Former Rep. Craig Frank has shown time and time again that he would love to get back into the Legislature. But when it comes to meeting residency requirements, he might have the worst timing of any politician in recent memory.

Frank was about as gung-ho a right-wing tea party lawmaker as anyone in Utah's Capitol Hill. He often boasted of his libertarianism and anti-big-government passion on Facebook.

He was a tireless champion of education reforms that favored public charter schools while his wife, Kim, was a lobbyist for the Utah Association of Public Charter Schools.

When Frank was a member of the Patrick Henry Caucus, he proffered the idea that the group could make some money by selling Patrick Henry tokens, trinkets and charter memberships.

Then came the first of several gaffes involving Frank's residency that disqualified him as a legislator.

Frank represented District 57, which covered his hometown of Pleasant Grove. But when he moved to his new home in nearby Cedar Hills in 2010, he unwittingly moved out of the district.

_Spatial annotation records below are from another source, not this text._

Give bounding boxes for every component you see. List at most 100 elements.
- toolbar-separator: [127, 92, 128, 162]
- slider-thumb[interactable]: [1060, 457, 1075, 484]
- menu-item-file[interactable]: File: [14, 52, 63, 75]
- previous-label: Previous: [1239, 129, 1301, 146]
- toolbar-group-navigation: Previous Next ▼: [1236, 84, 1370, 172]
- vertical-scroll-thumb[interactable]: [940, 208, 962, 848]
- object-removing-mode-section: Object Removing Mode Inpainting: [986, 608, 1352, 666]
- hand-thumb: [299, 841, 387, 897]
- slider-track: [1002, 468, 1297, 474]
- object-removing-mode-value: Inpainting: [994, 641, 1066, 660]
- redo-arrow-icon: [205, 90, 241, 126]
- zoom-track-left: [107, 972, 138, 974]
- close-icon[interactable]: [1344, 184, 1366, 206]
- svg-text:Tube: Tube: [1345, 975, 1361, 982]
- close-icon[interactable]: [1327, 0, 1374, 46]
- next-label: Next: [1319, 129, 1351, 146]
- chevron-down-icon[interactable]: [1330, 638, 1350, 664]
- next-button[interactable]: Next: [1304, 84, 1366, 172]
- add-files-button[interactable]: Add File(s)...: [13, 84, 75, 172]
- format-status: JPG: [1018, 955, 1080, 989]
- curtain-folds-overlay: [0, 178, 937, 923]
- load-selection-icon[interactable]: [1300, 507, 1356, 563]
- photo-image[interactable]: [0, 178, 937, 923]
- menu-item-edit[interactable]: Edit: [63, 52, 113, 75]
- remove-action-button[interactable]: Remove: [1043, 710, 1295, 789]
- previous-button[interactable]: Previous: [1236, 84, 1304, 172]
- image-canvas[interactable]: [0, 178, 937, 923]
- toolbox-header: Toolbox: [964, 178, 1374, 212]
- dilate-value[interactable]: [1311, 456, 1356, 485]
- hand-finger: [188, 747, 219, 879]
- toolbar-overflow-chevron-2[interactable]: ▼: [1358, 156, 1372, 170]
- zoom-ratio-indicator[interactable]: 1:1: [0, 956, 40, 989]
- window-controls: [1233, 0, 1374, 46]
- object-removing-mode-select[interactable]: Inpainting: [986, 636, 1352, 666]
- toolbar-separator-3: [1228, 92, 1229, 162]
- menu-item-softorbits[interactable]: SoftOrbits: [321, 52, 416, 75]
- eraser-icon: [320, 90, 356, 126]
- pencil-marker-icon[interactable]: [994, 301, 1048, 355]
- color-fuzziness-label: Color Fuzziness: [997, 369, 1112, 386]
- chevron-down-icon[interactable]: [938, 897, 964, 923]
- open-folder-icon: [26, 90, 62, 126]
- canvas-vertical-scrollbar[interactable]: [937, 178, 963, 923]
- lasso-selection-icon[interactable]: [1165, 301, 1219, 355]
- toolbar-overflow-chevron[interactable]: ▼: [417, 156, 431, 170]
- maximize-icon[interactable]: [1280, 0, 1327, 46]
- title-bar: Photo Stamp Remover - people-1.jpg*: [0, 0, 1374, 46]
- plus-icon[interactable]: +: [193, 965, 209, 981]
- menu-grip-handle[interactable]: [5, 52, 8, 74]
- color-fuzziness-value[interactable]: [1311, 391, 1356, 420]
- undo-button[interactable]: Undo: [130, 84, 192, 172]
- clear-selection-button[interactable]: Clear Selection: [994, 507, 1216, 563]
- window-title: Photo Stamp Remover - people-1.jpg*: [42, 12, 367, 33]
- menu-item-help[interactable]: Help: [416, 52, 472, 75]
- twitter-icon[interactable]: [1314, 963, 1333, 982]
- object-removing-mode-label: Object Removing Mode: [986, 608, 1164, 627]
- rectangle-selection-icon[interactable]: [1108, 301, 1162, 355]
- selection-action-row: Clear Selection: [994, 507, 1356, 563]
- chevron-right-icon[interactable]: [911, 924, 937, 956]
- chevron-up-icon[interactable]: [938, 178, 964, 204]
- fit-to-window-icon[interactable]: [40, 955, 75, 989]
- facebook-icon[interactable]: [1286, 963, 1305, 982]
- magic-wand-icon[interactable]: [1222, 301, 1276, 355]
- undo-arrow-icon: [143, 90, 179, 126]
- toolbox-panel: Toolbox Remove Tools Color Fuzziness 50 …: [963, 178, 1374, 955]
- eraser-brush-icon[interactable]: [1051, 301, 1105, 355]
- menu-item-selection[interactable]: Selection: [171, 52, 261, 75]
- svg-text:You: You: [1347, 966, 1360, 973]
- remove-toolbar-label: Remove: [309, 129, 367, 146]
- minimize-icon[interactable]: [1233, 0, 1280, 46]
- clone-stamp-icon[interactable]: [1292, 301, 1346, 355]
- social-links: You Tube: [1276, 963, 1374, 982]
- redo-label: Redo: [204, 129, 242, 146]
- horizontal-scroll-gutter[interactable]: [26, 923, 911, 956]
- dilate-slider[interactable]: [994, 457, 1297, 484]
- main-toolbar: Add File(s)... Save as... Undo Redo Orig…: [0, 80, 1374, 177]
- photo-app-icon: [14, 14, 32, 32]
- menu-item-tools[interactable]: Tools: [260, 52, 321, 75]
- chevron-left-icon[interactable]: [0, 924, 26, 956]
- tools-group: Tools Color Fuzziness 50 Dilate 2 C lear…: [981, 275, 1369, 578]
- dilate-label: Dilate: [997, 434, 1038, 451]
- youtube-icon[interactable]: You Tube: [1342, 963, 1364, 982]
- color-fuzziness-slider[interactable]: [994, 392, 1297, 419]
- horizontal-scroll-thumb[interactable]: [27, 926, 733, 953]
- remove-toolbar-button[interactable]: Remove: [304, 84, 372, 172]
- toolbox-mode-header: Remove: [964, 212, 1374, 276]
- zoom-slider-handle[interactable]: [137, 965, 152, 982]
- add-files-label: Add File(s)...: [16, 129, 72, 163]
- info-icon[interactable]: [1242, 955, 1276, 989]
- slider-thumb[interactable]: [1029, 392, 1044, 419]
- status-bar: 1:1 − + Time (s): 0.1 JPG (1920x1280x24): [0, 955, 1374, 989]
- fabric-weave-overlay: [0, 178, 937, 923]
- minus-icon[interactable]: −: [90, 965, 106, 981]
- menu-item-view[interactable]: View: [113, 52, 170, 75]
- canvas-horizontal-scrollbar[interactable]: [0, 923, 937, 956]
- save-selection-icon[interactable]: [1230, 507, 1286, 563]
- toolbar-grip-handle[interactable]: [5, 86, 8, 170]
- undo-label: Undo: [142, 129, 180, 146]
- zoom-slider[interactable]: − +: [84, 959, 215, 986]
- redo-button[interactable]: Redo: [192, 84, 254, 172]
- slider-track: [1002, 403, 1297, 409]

That error was discovered months later and, alas, Frank had to resign his House seat. He was replaced in a special election by well-known conservative blogger Holly Richardson.

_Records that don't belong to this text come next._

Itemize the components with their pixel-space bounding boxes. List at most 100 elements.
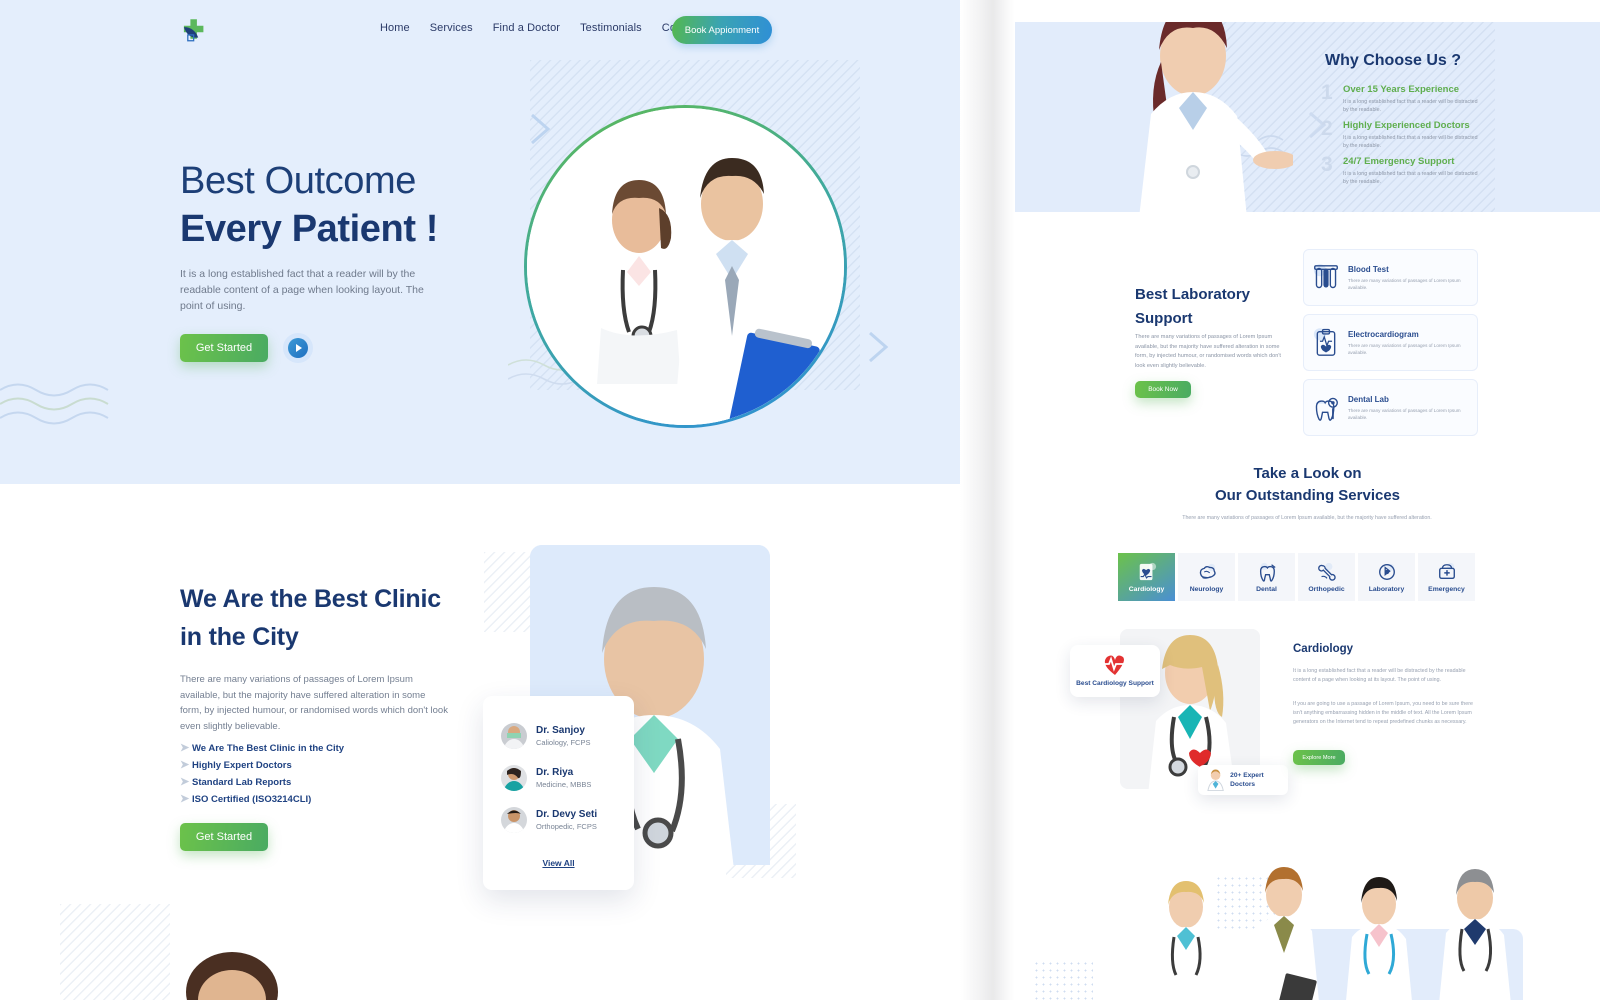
list-item[interactable]: Dr. Devy Seti Orthopedic, FCPS bbox=[483, 799, 634, 841]
team-doctors-illustration bbox=[1154, 867, 1511, 1000]
view-all-link[interactable]: View All bbox=[483, 858, 634, 868]
list-item: ➤ Standard Lab Reports bbox=[180, 774, 344, 791]
clinic-stripes-bottomleft bbox=[60, 904, 170, 1000]
nav-link-home[interactable]: Home bbox=[380, 22, 410, 34]
chevron-right-icon: ➤ bbox=[180, 759, 190, 771]
clinic-bullet-list: ➤ We Are The Best Clinic in the City ➤ Hig… bbox=[180, 740, 344, 808]
why-item-desc: It is a long established fact that a rea… bbox=[1343, 135, 1478, 149]
avatar-doctor-3 bbox=[501, 807, 527, 833]
lab-card-desc: There are many variations of passages of… bbox=[1348, 407, 1461, 420]
avatar bbox=[501, 807, 527, 833]
tab-neurology[interactable]: Neurology bbox=[1178, 553, 1235, 601]
doctor-name: Dr. Devy Seti bbox=[536, 808, 598, 820]
page-sheet-right: Why Choose Us ? 1 Over 15 Years Experien… bbox=[1015, 0, 1600, 1000]
wave-decor-left bbox=[0, 383, 109, 425]
book-appointment-button[interactable]: Book Appionment bbox=[672, 16, 772, 44]
avatar bbox=[501, 723, 527, 749]
tab-laboratory[interactable]: Laboratory bbox=[1358, 553, 1415, 601]
presenting-doctor-illustration bbox=[1139, 22, 1293, 212]
why-item-1: 1 Over 15 Years Experience It is a long … bbox=[1321, 81, 1481, 114]
list-item: ➤ We Are The Best Clinic in the City bbox=[180, 740, 344, 757]
tab-label: Laboratory bbox=[1368, 585, 1405, 593]
services-title-line1: Take a Look on bbox=[1253, 465, 1362, 482]
doctor-list-card: Dr. Sanjoy Caliology, FCPS Dr. Riya Medici… bbox=[483, 696, 634, 890]
tab-label: Cardiology bbox=[1128, 585, 1165, 593]
avatar bbox=[501, 765, 527, 791]
lab-title-line2: Support bbox=[1135, 310, 1193, 327]
main-navigation: Home Services Find a Doctor Testimonials… bbox=[0, 0, 960, 60]
service-panel-paragraph-1: It is a long established fact that a rea… bbox=[1293, 668, 1466, 683]
hero-get-started-button[interactable]: Get Started bbox=[180, 334, 268, 362]
list-item[interactable]: Dr. Riya Medicine, MBBS bbox=[483, 757, 634, 799]
expert-doctors-badge: 20+ Expert Doctors bbox=[1198, 765, 1288, 795]
explore-more-button[interactable]: Explore More bbox=[1293, 750, 1345, 765]
why-number: 3 bbox=[1321, 153, 1333, 176]
badge-label: 20+ Expert Doctors bbox=[1230, 772, 1264, 788]
tab-emergency[interactable]: Emergency bbox=[1418, 553, 1475, 601]
hero-doctors-photo bbox=[524, 105, 847, 428]
nav-link-testimonials[interactable]: Testimonials bbox=[580, 22, 642, 34]
why-number: 1 bbox=[1321, 81, 1333, 104]
service-panel-title: Cardiology bbox=[1293, 643, 1354, 655]
nav-link-find-a-doctor[interactable]: Find a Doctor bbox=[493, 22, 560, 34]
clinic-title-line1: We Are the Best Clinic bbox=[180, 585, 441, 613]
book-now-button[interactable]: Book Now bbox=[1135, 381, 1191, 398]
bullet-label: We Are The Best Clinic in the City bbox=[192, 743, 345, 754]
lab-card-title: Dental Lab bbox=[1348, 394, 1389, 404]
heart-monitor-icon bbox=[1139, 562, 1156, 580]
hero-title-line1: Best Outcome bbox=[180, 160, 416, 202]
chevron-decor-right bbox=[869, 331, 889, 363]
why-item-title: 24/7 Emergency Support bbox=[1343, 156, 1455, 167]
tab-label: Emergency bbox=[1428, 585, 1465, 593]
chevron-decor-left bbox=[531, 113, 551, 145]
medical-cross-leaf-logo[interactable] bbox=[180, 18, 206, 44]
list-item[interactable]: Dr. Sanjoy Caliology, FCPS bbox=[483, 715, 634, 757]
tab-label: Dental bbox=[1256, 585, 1277, 593]
services-tabs: Cardiology Neurology Dental Orthopedic L… bbox=[1118, 553, 1475, 601]
avatar-doctor-1 bbox=[501, 723, 527, 749]
tooth-mirror-icon bbox=[1315, 397, 1338, 421]
play-icon[interactable] bbox=[283, 333, 313, 363]
why-choose-us-section: Why Choose Us ? 1 Over 15 Years Experien… bbox=[1015, 22, 1600, 212]
badge-label: Best Cardiology Support bbox=[1076, 680, 1154, 687]
list-item: ➤ Highly Expert Doctors bbox=[180, 757, 344, 774]
clinic-get-started-button[interactable]: Get Started bbox=[180, 823, 268, 851]
chevron-right-icon: ➤ bbox=[180, 742, 190, 754]
lab-card-blood-test[interactable]: Blood Test There are many variations of … bbox=[1303, 249, 1478, 306]
why-item-desc: It is a long established fact that a rea… bbox=[1343, 171, 1478, 185]
hero-section: Home Services Find a Doctor Testimonials… bbox=[0, 0, 960, 484]
tab-orthopedic[interactable]: Orthopedic bbox=[1298, 553, 1355, 601]
chevron-right-icon: ➤ bbox=[180, 776, 190, 788]
doctor-specialty: Caliology, FCPS bbox=[536, 737, 591, 747]
tooth-icon bbox=[1259, 562, 1276, 582]
bottom-head-decor bbox=[186, 952, 278, 1000]
bone-icon bbox=[1317, 562, 1336, 581]
hero-paragraph: It is a long established fact that a rea… bbox=[180, 268, 424, 312]
lab-card-title: Electrocardiogram bbox=[1348, 329, 1419, 339]
test-tubes-icon bbox=[1313, 263, 1338, 288]
heartbeat-icon bbox=[1104, 655, 1125, 675]
dots-decor-bottom bbox=[1033, 960, 1093, 1000]
tab-cardiology[interactable]: Cardiology bbox=[1118, 553, 1175, 601]
why-item-title: Highly Experienced Doctors bbox=[1343, 120, 1470, 131]
doctor-specialty: Orthopedic, FCPS bbox=[536, 821, 597, 831]
clinic-title-line2: in the City bbox=[180, 623, 299, 651]
nav-links: Home Services Find a Doctor Testimonials… bbox=[380, 22, 717, 34]
services-paragraph: There are many variations of passages of… bbox=[1182, 515, 1432, 521]
lab-card-dental-lab[interactable]: Dental Lab There are many variations of … bbox=[1303, 379, 1478, 436]
services-title-line2: Our Outstanding Services bbox=[1214, 487, 1401, 504]
brain-icon bbox=[1199, 563, 1216, 579]
tab-label: Neurology bbox=[1189, 585, 1224, 593]
page-sheet-left: Home Services Find a Doctor Testimonials… bbox=[0, 0, 960, 1000]
lab-title-line1: Best Laboratory bbox=[1135, 286, 1251, 303]
lab-card-electrocardiogram[interactable]: Electrocardiogram There are many variati… bbox=[1303, 314, 1478, 371]
bullet-label: Standard Lab Reports bbox=[192, 777, 292, 788]
hero-title-line2: Every Patient ! bbox=[180, 208, 438, 250]
tab-dental[interactable]: Dental bbox=[1238, 553, 1295, 601]
ecg-clipboard-icon bbox=[1313, 327, 1336, 356]
doctor-name: Dr. Sanjoy bbox=[536, 724, 585, 736]
doctor-specialty: Medicine, MBBS bbox=[536, 779, 592, 789]
tab-label: Orthopedic bbox=[1308, 585, 1345, 593]
nav-link-services[interactable]: Services bbox=[430, 22, 473, 34]
why-item-title: Over 15 Years Experience bbox=[1343, 84, 1460, 95]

Then, after a short House stint, Richardson resigned the seat to work on the failed U.S. Senate campaign of Dan Liljenquist, who left his state Senate seat to challenge longtime Sen. Orrin Hatch for the Republican nomination.

This is where the residency thing got really confusing for Frank.

When Richardson resigned, Frank ran to replace her in another special election. He was able to do so because after he had earlier resigned, the Legislature put his Cedar Hills home back in the district.

Frank was elected to the seat by the delegates and served in the 2012 Legislature. But he would have to defend his seat in the general election later that year. Because of redistricting in 2011, the Cedar Hills home would again be outside the district for the general election of 2012.

So Frank moved back to Pleasant Grove, which was retained in that district even after redistricting, but it turned out he would not have lived in the house long enough to meet the residency requirements by the time he would have to file for the seat.

He met that dilemma by retaining his residency in Cedar Hills, serving that one session in the House while he still qualified, and then running against his mentor, Sen. John Valentine, R-Orem, whose Senate district covered Pleasant Grove and Cedar Hills.

Valentine defeated Frank at the GOP convention, and Frank has been on the outside ever since, dabbling in lobbying and charter school advocacy.

This brings us to the latest chapter in bad timing.

Frank and his wife recently closed on a condominium in Provo, which is in Sen. Curt Bramble's district.

The couple closed on that condo just days before Valentine announced he was leaving the Senate to head the Utah Tax Commission. Now there is an opening for that Senate seat — but Frank doesn't live there anymore.